Georgette Heyer's formula for romance novel success

This is it! The magic key that we’ve all been looking for — the romance novel formula that blockbuster author Georgette Heyer used to produce dozens of best-sellers. Thanks to in-depth research by Heyer biographer Jennifer Kloester, we can now see the exact technique this astoundingly prolific and popular author used to build her writing career, and, if we follow the steps exactly, can surely be on our way to fame and fortune through the power of the pen.

Are you ready to kickstart your writing career and start raking in that sweet romance cash? Read on for Heyer’s simple nine-step romance novel formula!

The Georgette Heyer Romance Novel Formula for Success

Step 1

Induce your publisher to hand over at once a sum of money grossly in excess of what the book is likely to be worth to him. This gives one a certain incentive to write the thing, and may be achieved by various methods, the most highly recommended being what may be termed as The Little Woman Act.

Step 2

Think out a snappy title. This deceives the publisher into thinking (a) that he is getting the Book of the Year; and (b) that you have the whole plot already mapped out. The only drawback lies in the fact that having announced a title you will be slightly handicapped when it comes to hanging some kind of story on to it.

Step 3

Brood for several weeks, achieving, if not a Plot, depression, despair, and hysteria in yourself, and a strong desire to leave home in your entourage. This condition will induce you to believe yourself to be the victim of Artistic Temperament, and may even mislead you into thinking that you really are a Creative Artist.

Step 4

While under this delusion, jab a sheet of paper into your typewriter, and hurl on to it Chapter I. This may give you an idea, not perhaps for the whole book, but for Chapter II.

Step 5

Introduce several characters who might conceivably be useful later on.

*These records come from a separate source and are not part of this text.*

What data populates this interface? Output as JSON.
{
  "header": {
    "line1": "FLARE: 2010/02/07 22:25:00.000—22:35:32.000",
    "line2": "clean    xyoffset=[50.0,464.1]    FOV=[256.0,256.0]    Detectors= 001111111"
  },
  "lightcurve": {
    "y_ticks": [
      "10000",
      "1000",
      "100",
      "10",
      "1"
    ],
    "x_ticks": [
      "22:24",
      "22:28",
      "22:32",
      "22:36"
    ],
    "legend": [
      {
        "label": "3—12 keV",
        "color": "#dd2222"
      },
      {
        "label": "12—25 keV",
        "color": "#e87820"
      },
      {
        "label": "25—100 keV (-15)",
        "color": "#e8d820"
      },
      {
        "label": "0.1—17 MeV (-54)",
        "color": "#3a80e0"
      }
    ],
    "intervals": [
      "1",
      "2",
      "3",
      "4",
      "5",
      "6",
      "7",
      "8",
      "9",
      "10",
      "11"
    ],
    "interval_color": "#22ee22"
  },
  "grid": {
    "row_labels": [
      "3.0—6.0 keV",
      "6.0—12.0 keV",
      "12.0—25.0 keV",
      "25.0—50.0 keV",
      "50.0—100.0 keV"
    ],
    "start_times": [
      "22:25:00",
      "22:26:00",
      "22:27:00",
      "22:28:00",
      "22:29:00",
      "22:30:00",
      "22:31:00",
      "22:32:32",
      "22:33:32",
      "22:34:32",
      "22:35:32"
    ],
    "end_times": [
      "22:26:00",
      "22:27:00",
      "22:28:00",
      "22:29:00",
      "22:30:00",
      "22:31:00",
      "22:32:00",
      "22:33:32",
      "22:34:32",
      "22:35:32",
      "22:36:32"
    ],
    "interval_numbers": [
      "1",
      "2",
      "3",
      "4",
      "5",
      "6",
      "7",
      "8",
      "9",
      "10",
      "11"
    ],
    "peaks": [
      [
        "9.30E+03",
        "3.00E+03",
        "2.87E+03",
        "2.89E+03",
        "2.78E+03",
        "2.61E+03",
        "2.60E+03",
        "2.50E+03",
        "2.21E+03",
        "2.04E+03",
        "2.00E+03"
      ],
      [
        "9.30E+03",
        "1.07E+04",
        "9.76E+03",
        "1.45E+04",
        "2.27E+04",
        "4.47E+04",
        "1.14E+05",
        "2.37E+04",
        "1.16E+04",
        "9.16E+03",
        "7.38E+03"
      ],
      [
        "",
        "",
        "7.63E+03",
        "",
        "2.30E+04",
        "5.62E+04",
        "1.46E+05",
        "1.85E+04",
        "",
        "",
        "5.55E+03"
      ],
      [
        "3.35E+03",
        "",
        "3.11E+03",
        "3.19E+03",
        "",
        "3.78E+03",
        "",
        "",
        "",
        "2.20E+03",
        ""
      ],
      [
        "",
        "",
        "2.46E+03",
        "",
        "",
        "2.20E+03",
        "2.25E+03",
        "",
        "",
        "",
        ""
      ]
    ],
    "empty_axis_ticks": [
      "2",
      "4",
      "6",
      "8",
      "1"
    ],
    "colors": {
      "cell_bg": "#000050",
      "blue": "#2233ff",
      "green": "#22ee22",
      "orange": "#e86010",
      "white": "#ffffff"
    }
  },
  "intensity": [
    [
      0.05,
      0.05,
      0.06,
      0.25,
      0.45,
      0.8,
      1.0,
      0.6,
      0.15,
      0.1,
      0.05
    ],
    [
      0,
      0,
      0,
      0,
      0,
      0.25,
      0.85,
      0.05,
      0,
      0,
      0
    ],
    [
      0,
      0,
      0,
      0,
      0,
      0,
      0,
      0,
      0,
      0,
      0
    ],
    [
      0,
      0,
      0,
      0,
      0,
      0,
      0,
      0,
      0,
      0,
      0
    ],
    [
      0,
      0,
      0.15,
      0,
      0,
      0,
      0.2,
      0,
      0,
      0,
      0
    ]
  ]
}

You never know: they may take matters into their own hands.

Step 6

Assuming that he has been properly trained, read over what you have done to your husband. His extravagant enthusiasm may lead you to think you’ve perpetrated something good and this will inspire you to churn out a bit more.

Step 7

Think out a grand final scene, with the maximum number of incongruous characters massed together in some improbable place. Allow your sense of farce full play. This will, with any luck at all, make the reader forget what the rest of the book was like.

Step 8

Try and work out how and why these characters got together, remembering that it is better to “gloss over,” by technique (which if you haven’t learned in thirty years you ought to have leaned), than to put your head in the gas oven.

Step 9

Book a room in a good Mental Home.

 

And there you have it. It’s just as easy to write a romance novel as you always thought!

 

Although I’m posting this on April Fool’s Day, these are Heyer’s words as Kloester reports them. Heyer is, after all, known for her wit and comedy!

For the additional three things not to think about while writing, as well as a helpful list of phrases for your spouse  to use in Step 6 (“Haven’t you anything more to read to me?”), please see Georgette Heyer, by Jennifer Kloester. You will find this helpful formula, which Heyer set down in a letter to her publisher when she was 70K into The Grand Sophy, on pages 272-273.